The Research Alliance in
Math and Science (RAMS) Program is based on the belief that national
laboratories and universities, working hand in hand, offer the best
opportunity to make a positive impact on the quality of a diverse
workforce. The Research Alliance in Math and Science program is designed
to provide collaborative research experiences among faculty and students
at colleges or universities and DOE national laboratory researchers.

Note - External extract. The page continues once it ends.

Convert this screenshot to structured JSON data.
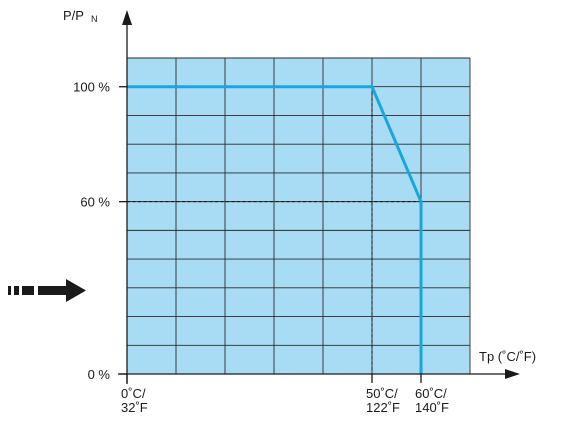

These experiences will improve the U.S. competitive research edge while
encouraging and promoting Science, Mathematics, Engineering, and
Technology (SMET) research throughout the academic year. In RAMS, I will
be working on the jaguar putting in inputs and outputs. Running programs
on lustre, optimizing and collecting data from the runs. Jaguar is
a Cray XT containing a combination of XT3 and XT4 systems. It is
provided as a primary system in the National Leadership Computing
Facility (LCF). The current Jaguar installation has a total of 11,706
processor nodes. Of those, 11,508 are configured as compute nodes and
the remainder provide I/O and login services. Each of the compute nodes
contain 2.6 GHz dual-core AMD Opteron processors and 4 GB of memory. The
service nodes consist of a 2.6 GHz dual-core AMD Opteron processor with
8 GB of memory. The system provides an aggregate peak performance of
over 119 Teraflops with approximately 46 terabytes of aggregate memory.

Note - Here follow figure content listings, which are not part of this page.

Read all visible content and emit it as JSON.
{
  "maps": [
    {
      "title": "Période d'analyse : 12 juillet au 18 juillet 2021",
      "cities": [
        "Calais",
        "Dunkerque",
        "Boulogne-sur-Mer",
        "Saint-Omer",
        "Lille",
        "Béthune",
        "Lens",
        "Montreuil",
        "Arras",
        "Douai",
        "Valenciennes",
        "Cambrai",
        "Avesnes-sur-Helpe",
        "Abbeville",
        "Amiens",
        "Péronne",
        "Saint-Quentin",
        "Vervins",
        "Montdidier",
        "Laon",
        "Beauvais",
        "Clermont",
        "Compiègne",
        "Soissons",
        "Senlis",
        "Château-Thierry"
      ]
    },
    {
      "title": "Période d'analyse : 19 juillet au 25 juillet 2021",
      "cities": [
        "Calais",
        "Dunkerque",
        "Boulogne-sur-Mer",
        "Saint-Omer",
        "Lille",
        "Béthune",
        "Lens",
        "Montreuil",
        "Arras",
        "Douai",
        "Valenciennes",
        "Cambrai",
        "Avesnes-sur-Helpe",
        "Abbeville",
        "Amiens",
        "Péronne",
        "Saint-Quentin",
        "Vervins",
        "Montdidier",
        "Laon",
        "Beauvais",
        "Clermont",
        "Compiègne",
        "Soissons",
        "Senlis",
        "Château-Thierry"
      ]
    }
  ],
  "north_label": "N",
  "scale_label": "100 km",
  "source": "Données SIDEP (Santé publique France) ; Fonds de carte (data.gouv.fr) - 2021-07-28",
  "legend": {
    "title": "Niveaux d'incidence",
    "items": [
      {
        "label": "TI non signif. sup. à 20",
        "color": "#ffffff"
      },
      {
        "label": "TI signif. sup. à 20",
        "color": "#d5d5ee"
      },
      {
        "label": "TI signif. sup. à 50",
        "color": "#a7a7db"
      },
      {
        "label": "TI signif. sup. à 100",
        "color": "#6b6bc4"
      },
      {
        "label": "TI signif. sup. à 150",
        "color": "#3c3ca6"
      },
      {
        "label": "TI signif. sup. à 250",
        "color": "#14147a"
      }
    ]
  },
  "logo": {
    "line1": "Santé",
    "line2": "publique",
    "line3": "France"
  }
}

The system has approximately 600 TB of scratch disk space available for
use in the lustre filesystem. Each node is connected to a Cray Seastar
router through Hypertransport, and the Seastars are all interconnected
in a 3D-torus topology.The resulting interconnect has very high bandwidth,
low latency, and extreme scalability. The operating system is
UNICOS/lc, which is a combination of Linux on the service nodes and
the Catamount microkernel on the compute nodes. Catamount is designed to
minimize system overhead, thus allowing scalable low-latency global communication.